高価以外の目的が、他にあるはずないだろう。
「それじゃ〈ターさま〉は、私達がいつも鏡を見て、身体を引きしめて欲しいと思っているの」
〈ターさま〉って言ってるぞ、〈サトミ〉にとって〈アコ〉と〈クルス〉は特別なんだな。

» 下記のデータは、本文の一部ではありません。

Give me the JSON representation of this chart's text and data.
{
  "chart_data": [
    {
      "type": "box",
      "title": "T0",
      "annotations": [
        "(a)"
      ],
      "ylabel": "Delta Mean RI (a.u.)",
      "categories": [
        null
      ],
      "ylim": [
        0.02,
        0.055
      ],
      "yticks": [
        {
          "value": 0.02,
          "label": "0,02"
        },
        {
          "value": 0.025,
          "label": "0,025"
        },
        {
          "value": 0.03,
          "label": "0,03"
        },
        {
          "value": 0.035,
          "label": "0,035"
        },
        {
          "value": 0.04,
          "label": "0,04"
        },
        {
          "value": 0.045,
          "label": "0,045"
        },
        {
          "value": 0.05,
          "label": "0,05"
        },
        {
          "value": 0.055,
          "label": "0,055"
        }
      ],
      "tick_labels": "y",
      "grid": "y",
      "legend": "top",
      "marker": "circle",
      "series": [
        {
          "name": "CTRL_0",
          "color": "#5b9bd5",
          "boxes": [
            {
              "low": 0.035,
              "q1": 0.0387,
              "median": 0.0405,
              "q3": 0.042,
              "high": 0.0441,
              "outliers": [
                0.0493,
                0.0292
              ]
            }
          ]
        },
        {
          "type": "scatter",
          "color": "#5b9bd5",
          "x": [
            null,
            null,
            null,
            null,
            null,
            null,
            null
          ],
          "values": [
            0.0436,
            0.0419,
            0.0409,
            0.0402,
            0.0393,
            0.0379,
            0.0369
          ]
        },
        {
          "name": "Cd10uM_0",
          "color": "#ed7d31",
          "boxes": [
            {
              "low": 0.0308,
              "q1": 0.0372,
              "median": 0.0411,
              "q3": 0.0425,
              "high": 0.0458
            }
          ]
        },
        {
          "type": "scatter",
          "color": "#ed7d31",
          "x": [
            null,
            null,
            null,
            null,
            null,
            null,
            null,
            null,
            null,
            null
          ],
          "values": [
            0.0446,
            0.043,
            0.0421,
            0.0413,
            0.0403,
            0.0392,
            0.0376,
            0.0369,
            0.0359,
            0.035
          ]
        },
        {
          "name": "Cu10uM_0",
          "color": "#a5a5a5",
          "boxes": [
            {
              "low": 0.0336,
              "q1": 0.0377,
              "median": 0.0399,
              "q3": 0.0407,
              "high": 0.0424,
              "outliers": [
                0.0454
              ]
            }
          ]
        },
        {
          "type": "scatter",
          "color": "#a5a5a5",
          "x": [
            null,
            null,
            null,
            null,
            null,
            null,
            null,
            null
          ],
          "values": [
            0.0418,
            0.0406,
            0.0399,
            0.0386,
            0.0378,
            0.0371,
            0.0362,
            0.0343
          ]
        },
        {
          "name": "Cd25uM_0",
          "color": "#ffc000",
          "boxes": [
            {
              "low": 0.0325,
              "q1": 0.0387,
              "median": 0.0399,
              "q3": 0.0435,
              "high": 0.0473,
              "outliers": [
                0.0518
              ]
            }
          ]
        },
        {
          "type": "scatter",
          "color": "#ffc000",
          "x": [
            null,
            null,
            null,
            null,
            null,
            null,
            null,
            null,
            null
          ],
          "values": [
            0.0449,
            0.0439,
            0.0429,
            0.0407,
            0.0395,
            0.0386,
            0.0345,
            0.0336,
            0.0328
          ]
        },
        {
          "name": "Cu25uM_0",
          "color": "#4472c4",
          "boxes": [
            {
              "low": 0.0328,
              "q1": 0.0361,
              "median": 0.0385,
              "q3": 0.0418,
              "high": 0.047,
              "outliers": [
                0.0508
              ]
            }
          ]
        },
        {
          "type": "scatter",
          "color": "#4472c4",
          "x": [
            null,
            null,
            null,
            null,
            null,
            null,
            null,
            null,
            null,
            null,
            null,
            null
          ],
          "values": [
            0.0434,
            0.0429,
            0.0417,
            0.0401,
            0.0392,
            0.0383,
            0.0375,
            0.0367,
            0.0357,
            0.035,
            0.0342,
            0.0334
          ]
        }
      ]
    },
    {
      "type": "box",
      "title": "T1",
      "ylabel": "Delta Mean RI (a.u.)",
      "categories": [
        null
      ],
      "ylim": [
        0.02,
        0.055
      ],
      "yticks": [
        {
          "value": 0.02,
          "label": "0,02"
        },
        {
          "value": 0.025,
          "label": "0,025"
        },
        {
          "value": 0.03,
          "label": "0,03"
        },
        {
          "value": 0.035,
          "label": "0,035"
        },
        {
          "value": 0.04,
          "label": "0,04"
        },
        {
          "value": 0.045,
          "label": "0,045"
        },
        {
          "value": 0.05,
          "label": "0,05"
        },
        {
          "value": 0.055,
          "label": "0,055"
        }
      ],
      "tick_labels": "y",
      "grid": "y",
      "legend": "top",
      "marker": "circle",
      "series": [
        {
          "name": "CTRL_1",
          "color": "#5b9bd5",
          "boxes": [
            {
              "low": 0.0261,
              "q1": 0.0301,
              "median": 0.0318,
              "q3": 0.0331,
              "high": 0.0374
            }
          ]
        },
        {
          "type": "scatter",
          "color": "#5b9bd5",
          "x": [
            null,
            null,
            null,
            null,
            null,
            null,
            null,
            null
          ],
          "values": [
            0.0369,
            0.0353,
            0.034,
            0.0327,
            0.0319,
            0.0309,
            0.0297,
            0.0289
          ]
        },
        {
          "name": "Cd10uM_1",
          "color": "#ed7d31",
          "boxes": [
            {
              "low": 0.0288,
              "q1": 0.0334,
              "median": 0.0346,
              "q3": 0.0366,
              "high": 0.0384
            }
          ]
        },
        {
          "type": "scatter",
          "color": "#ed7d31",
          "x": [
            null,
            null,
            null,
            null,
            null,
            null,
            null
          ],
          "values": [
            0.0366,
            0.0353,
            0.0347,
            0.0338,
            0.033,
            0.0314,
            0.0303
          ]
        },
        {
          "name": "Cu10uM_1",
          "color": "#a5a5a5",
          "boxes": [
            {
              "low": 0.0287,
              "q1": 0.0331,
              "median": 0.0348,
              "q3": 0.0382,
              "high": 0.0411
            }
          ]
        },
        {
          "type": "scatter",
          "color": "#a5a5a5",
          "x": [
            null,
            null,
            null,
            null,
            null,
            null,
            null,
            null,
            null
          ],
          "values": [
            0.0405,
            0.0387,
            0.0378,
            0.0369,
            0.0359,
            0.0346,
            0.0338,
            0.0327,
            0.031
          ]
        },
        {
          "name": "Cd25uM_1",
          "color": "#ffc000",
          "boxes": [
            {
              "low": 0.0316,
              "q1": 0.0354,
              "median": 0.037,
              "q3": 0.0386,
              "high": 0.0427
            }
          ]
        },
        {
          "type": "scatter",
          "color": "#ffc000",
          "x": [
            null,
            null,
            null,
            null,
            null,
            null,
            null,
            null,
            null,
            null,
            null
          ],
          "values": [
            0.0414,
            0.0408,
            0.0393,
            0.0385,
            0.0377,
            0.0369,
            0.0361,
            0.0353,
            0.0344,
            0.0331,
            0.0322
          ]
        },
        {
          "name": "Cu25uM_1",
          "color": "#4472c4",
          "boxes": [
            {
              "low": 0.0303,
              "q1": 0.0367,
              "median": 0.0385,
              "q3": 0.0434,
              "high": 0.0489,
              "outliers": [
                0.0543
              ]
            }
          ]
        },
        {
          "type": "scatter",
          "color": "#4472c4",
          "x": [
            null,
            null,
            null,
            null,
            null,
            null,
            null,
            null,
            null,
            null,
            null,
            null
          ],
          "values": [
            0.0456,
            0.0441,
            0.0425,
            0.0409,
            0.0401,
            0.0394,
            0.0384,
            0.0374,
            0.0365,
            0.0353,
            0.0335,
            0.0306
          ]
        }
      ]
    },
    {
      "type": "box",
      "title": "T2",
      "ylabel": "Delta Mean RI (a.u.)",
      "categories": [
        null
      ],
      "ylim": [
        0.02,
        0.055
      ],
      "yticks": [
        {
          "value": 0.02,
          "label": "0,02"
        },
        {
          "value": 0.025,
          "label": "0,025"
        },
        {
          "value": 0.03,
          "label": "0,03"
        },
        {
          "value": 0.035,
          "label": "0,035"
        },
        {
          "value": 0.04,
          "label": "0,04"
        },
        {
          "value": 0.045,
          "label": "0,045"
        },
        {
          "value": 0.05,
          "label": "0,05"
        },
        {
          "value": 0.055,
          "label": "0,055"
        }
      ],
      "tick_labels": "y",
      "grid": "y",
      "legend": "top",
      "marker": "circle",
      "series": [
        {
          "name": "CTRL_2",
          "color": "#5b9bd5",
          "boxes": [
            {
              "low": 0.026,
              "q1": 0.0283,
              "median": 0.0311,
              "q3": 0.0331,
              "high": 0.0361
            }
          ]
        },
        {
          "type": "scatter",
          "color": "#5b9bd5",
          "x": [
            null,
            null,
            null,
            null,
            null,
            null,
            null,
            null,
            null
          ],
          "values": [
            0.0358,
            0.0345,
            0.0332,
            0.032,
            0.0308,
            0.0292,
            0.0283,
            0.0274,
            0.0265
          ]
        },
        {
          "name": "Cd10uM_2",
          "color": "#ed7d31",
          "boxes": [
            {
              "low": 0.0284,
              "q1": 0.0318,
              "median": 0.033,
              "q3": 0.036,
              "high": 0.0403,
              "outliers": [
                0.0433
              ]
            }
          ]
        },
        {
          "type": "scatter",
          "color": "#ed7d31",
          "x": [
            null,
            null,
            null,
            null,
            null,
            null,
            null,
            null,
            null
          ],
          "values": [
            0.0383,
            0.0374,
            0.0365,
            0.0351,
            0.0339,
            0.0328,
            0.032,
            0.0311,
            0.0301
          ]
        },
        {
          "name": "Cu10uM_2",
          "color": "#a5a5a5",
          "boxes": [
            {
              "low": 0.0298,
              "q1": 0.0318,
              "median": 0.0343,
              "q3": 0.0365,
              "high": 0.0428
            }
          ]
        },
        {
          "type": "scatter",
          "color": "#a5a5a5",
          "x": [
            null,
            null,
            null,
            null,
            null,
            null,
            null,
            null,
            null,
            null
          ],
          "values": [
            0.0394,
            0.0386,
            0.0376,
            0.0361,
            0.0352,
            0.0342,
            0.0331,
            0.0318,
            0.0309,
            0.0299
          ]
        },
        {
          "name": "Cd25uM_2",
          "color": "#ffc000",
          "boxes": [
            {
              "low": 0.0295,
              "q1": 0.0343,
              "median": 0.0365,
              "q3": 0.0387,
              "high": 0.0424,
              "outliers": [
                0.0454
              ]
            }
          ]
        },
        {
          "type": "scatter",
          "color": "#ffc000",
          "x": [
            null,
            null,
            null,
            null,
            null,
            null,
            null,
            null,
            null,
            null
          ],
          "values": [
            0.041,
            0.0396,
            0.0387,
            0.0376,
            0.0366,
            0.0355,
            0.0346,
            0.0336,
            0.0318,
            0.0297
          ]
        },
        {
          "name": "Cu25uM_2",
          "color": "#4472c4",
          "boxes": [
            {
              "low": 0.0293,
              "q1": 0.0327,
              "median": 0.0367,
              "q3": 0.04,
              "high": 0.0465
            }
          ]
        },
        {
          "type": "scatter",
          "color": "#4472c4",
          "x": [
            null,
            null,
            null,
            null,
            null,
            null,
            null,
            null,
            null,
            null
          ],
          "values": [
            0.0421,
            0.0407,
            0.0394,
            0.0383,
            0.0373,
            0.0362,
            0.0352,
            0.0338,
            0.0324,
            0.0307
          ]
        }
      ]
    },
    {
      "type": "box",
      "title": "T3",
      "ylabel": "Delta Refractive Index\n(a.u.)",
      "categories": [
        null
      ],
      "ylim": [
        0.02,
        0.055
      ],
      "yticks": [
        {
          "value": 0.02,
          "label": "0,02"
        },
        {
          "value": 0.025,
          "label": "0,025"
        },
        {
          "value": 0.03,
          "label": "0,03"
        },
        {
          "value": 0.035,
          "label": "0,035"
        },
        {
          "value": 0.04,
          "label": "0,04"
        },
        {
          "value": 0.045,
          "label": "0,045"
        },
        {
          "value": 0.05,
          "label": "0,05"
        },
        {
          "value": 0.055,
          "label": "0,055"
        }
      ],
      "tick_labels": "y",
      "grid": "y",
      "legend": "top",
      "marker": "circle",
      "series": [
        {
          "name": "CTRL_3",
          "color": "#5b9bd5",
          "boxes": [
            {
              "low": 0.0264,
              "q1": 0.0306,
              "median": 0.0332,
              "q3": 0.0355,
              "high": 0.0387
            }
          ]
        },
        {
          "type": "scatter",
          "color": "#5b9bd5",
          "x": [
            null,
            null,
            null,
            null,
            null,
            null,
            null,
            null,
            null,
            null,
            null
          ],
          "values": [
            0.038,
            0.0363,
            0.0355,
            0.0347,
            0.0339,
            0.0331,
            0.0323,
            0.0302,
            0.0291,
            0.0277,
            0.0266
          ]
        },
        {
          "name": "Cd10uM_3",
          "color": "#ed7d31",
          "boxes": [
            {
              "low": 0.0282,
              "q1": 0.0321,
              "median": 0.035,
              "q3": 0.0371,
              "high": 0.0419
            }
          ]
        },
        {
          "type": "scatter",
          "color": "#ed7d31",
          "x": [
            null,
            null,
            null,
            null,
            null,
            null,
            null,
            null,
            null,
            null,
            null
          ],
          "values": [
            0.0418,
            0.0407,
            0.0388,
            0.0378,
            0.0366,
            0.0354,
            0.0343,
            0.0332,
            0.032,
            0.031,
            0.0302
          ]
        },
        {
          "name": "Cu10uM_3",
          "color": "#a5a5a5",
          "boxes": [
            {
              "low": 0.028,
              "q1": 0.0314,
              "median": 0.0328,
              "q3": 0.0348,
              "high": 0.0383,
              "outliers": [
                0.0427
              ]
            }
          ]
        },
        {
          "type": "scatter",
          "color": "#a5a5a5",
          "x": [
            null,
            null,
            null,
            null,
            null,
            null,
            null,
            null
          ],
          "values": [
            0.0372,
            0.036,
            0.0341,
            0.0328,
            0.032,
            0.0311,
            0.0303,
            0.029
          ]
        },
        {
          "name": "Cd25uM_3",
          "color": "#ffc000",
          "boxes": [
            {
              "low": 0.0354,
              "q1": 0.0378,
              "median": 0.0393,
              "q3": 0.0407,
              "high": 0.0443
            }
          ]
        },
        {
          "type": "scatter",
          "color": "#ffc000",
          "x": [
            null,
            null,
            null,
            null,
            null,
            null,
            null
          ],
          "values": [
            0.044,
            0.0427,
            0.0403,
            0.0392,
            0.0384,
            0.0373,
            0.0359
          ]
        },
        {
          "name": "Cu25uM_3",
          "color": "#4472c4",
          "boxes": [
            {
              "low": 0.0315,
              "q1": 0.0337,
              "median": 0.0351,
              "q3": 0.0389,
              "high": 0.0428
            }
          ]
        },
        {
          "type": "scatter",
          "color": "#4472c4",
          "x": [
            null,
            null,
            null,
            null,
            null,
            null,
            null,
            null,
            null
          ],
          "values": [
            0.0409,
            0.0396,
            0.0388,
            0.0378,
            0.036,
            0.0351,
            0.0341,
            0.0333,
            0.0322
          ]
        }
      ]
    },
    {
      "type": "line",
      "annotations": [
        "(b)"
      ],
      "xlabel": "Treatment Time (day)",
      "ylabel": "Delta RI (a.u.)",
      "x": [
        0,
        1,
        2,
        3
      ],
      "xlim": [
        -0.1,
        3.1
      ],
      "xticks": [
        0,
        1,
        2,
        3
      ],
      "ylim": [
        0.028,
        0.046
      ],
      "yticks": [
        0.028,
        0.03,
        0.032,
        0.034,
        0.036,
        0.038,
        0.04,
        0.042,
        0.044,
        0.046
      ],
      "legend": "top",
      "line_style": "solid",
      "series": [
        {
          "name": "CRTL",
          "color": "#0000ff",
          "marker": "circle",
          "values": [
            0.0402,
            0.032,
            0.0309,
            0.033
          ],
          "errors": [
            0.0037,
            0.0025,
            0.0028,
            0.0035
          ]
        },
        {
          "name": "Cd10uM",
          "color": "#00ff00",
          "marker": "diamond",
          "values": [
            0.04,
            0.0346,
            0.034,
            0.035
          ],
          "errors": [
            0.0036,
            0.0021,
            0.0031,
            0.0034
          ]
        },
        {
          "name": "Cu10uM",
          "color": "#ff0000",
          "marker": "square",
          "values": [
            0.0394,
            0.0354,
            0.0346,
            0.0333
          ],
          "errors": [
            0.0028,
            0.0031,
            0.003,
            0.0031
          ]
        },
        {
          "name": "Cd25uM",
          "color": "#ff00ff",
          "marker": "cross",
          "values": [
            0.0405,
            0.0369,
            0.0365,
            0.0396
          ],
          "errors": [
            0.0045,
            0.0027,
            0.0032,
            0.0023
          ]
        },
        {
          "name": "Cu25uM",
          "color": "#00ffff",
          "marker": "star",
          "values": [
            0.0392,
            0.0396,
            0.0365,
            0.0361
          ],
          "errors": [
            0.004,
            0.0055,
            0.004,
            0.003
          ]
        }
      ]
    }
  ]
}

それにしても、家具屋で一緒だったのに、まともな質問をしないでくれよ。
前からだけど、〈サトミ〉はかなり天然が入っているな。
「皆の裸は僕が見るから、どちらかと言えば、僕が鏡を見て身を引きしめるよ」
「はぁ、〈あなた〉は、お昼なのに何を言っておられるのですか」
「そうですよ。旦那様に裸を見ると宣言されたら、先に確認しなければなりません」
「えぇー、〈サトミ〉の裸を鏡ごしに見るの」
鏡台のことで、色々な意見が出たな。
結論的には、〈サトミ〉の意見をぜひ採用することにしよう。
午後から〈サトミ〉の後宮に行くと、〈ガリ〉の犬小屋が玄関の横に置いてあった。
「〈サトミ〉、〈ガリ〉の家はここにしたのか」
「うん、ここなら日当たりも良いから、〈ガリ〉も喜んでいると思うよ」
僕的には目障(めざわ)りなので、裏口で良いと思っていたのだが、〈サトミ〉がそう言うならしょうがないな。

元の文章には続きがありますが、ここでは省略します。